“我對待感情,和一般男人不一樣,固執這個毛病,我隨我爸,他寧可帶著我過了一輩子,都不肯再娶一個,因為他還是想我媽,如果他有錢,我媽也不會走,我爸不記恨他,他就是記恨自己太窮了,養活不起女人,我都明白。”
他的下巴就頂在我腦袋上,每說一句話他的下巴就在動,我的頭頂也跟著被磨蹭,像催眠一樣,我不知道為什麼,我隻要躺在床上就想睡,我可能很懶,我閉著眼,他還在說。
“我希望我一直愛著的是我第一次愛的女人,我隻是打算找個女人在家裏,我回去別太冷清,然後給我生個孩子,讓我爸也沒遺憾,所以我很抗拒你,我發現你很聰明,而且還不明顯,我討厭聰明的女人把心機用在我身上,我不確定你會不會,所以我也有一段時間很厭惡你。”
“男人和女人之間,可能越抗拒越容易掉進去,暖暖,和李靚在一起的時候,她對我很順從,我對她也有耐心,因為她是我第一個女人,她為了錢,為了靠著我,對我也百依百順,她沒有像你這麼跟我鬧脾氣,她大概也不敢,她怕我會煩,我一旦失去了耐性,我就不會再回頭了。”
他說完忽然低下頭吻了我一下,我不知道他吻哪兒了,反正肯定有肉碰我了,我感覺像是嘴。
“我那時候回家,她就在,她沒有給我做過飯,也沒有對我噓寒問暖,她給我打電話就是有事或者要錢,我回去她就討好我,誘惑我,然後做完了還是找我要錢,我不喜歡這樣,可是我舍不得她,我也離不開她,她特別會拴住男人,她天生就有這個本事。”
我掏了掏耳朵,因為我當時有點聽不太清楚了,我真的快困死了,可我知道,錯過了這次,喬琛下一次對我說這些,就不知道猴年馬月了,我從來沒這麼近距離的聽他講過心事,講他的脆弱,他讓我很心疼,也讓我很難受。

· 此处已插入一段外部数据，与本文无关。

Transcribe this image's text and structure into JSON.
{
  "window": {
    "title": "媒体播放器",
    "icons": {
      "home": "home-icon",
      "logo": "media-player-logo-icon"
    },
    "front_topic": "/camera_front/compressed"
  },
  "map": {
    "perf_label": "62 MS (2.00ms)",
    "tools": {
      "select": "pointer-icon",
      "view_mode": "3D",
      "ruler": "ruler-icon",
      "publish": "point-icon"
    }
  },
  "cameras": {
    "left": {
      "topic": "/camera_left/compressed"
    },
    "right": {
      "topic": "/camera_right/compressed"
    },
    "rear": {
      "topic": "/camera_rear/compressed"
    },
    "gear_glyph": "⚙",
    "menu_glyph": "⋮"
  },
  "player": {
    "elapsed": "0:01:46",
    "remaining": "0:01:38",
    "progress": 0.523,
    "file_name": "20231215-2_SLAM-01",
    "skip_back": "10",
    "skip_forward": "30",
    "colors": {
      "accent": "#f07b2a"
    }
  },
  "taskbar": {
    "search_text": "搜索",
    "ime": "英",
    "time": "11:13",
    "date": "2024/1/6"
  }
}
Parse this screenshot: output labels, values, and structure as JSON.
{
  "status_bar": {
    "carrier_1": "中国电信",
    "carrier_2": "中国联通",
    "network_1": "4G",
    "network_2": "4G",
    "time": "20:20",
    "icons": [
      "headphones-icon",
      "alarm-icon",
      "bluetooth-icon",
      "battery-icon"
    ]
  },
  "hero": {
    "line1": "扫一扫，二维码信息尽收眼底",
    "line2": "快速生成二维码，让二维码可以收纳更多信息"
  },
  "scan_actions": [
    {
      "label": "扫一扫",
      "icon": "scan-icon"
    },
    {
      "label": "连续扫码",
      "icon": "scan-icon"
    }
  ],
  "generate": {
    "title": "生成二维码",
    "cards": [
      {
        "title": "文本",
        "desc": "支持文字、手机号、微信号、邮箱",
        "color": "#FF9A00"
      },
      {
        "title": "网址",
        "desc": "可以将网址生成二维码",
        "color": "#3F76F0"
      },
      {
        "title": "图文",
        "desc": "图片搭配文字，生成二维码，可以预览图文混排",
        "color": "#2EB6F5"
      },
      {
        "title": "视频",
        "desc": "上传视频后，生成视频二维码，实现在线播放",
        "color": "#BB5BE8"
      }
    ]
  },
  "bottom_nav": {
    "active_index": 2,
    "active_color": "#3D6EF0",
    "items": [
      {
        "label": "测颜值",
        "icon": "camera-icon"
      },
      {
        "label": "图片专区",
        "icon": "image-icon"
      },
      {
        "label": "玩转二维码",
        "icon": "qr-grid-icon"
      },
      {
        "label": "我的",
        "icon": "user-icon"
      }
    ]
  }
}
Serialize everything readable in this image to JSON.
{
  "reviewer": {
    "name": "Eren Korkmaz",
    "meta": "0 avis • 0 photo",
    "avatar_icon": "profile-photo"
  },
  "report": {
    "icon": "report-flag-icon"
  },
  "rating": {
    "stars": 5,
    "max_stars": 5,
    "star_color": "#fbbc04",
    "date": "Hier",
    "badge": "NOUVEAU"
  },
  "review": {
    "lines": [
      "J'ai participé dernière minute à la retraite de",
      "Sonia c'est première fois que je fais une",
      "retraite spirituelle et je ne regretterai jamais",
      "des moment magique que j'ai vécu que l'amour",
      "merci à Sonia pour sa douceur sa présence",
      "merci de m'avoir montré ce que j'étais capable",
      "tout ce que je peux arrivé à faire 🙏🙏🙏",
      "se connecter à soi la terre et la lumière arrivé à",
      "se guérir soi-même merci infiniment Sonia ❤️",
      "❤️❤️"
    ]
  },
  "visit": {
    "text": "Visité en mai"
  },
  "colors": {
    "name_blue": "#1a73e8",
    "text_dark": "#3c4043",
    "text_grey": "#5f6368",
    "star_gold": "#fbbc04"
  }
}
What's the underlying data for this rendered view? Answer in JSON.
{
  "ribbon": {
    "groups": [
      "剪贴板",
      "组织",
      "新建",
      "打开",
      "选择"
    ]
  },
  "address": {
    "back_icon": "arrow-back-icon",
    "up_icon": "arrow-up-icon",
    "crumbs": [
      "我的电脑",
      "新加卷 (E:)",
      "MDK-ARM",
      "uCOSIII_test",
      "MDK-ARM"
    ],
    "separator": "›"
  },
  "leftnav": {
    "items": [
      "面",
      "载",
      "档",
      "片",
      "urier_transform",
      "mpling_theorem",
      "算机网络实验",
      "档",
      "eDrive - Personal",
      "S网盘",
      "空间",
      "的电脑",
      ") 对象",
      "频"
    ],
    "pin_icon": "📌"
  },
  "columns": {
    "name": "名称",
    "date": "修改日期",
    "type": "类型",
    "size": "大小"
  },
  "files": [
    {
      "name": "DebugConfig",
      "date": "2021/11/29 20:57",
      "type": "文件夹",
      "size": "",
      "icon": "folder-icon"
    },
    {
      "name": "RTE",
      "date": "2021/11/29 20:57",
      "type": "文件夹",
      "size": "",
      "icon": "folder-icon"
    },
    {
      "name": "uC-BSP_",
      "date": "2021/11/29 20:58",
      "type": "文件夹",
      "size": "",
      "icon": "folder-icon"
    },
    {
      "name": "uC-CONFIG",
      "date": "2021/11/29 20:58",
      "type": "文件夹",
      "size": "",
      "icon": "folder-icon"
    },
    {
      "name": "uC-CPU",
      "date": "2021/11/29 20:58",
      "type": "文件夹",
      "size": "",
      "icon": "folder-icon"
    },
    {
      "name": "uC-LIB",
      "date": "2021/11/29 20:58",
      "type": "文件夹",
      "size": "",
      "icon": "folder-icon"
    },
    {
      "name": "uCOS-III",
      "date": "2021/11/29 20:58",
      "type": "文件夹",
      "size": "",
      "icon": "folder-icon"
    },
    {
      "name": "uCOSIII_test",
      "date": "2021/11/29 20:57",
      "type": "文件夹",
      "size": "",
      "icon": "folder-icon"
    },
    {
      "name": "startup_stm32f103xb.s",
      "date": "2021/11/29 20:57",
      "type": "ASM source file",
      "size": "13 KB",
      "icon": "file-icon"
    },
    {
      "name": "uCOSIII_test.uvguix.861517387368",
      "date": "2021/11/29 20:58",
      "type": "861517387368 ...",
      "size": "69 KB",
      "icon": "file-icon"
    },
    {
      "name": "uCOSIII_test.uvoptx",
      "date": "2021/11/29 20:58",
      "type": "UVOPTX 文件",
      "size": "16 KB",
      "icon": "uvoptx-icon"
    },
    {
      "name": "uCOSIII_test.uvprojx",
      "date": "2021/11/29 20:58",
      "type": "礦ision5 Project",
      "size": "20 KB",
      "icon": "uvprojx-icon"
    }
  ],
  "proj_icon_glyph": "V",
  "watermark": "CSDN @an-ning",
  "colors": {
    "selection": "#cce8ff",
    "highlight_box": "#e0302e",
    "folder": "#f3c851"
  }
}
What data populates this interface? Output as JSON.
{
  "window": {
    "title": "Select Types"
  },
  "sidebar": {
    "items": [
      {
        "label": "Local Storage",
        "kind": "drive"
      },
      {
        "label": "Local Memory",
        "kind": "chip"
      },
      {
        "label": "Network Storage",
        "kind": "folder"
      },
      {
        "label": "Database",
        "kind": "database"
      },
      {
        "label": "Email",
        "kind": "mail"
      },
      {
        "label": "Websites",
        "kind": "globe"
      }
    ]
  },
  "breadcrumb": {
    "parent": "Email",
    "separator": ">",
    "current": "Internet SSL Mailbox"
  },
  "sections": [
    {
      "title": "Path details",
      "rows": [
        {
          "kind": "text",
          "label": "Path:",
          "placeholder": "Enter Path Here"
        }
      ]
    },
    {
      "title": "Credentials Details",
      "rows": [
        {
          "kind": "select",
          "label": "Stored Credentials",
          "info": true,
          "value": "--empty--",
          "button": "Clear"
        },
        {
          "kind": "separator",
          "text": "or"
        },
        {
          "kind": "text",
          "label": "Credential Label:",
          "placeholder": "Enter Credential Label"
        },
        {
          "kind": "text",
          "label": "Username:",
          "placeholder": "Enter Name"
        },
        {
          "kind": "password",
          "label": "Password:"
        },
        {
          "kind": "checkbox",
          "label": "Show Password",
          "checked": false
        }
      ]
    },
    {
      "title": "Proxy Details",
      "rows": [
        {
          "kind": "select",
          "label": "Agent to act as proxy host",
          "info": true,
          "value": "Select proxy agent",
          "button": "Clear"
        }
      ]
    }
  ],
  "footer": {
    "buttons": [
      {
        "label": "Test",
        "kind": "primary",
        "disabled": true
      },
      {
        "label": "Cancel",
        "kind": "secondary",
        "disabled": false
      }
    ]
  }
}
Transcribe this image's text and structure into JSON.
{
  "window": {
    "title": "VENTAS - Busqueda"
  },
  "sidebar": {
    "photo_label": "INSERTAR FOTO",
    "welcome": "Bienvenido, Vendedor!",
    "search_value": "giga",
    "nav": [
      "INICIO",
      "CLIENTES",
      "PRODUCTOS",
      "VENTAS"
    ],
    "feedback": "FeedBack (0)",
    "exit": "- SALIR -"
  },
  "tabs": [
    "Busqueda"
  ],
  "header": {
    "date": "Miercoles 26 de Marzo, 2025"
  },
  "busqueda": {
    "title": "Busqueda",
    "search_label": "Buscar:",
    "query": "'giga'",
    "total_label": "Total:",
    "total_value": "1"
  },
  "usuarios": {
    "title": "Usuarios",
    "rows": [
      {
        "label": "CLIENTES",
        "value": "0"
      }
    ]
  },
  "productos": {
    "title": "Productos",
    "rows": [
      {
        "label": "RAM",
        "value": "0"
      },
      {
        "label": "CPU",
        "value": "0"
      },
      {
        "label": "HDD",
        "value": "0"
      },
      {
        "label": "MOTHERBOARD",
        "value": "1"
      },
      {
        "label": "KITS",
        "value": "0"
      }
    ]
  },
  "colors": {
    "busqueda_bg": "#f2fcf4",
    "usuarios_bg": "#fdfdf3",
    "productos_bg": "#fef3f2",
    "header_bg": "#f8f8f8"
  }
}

他的聲音特別適合在夜裏聽,就像蘇拉說過,喬大爺這樣的,在床上如果叫 床,肯定特別讓人瘋狂。
我記得他每次都是最後的時候才“嗯”一聲,其餘我隻能聽到他喘息,除了這幾次,因為我是10月中後旬來的例 假,持續了八九天才完事,11月2號我才差不多沒的,喬大爺估計急懵了,所以解禁後的第一次他特別賣力,他全城都在喊我名字,我其實沒那麼投入,因為我隻剩下疼了,我才發現,男人真要不顧一切的做,絕對不是嬌嬌弱弱的女孩能受得住的,尤其他因為在道上混所以力氣還大。
“你說你比不上李靚,沒錯,對待男人的本事,你真不如她,可是暖暖,你比她自然,比她幹淨,比她更能紮進人的心裏,你不是男人,所以你不知道,對於男人而言,單純得跟水一樣的女孩比性感的女人更吸引他。”
我真的一點回應都給不了他了,他低頭輕輕推了我一下,“暖暖你睡了麼?”
我渾身都是軟的,這一天累死我了,我的嘴說累了,我的腿走累了,我的眼睛也看累了,我想起來李哥告訴我,以前走遠路,喬琛都抱著李靚,他怎麼沒抱我呢,我明天早晨起來再跟他算賬吧。
他抱著我,輕輕劃拉我的頭發,“我沒想到,我喬琛這輩子,窮過,富過,打過也差點死過,可是我都到了三十三歲,才剛感覺到年輕人談戀愛的滋味兒,顏暖暖,其實你比李靚更妖精。”
他說著就在笑,一直笑,像發情一樣,然後他也睡著了,沒有再說話。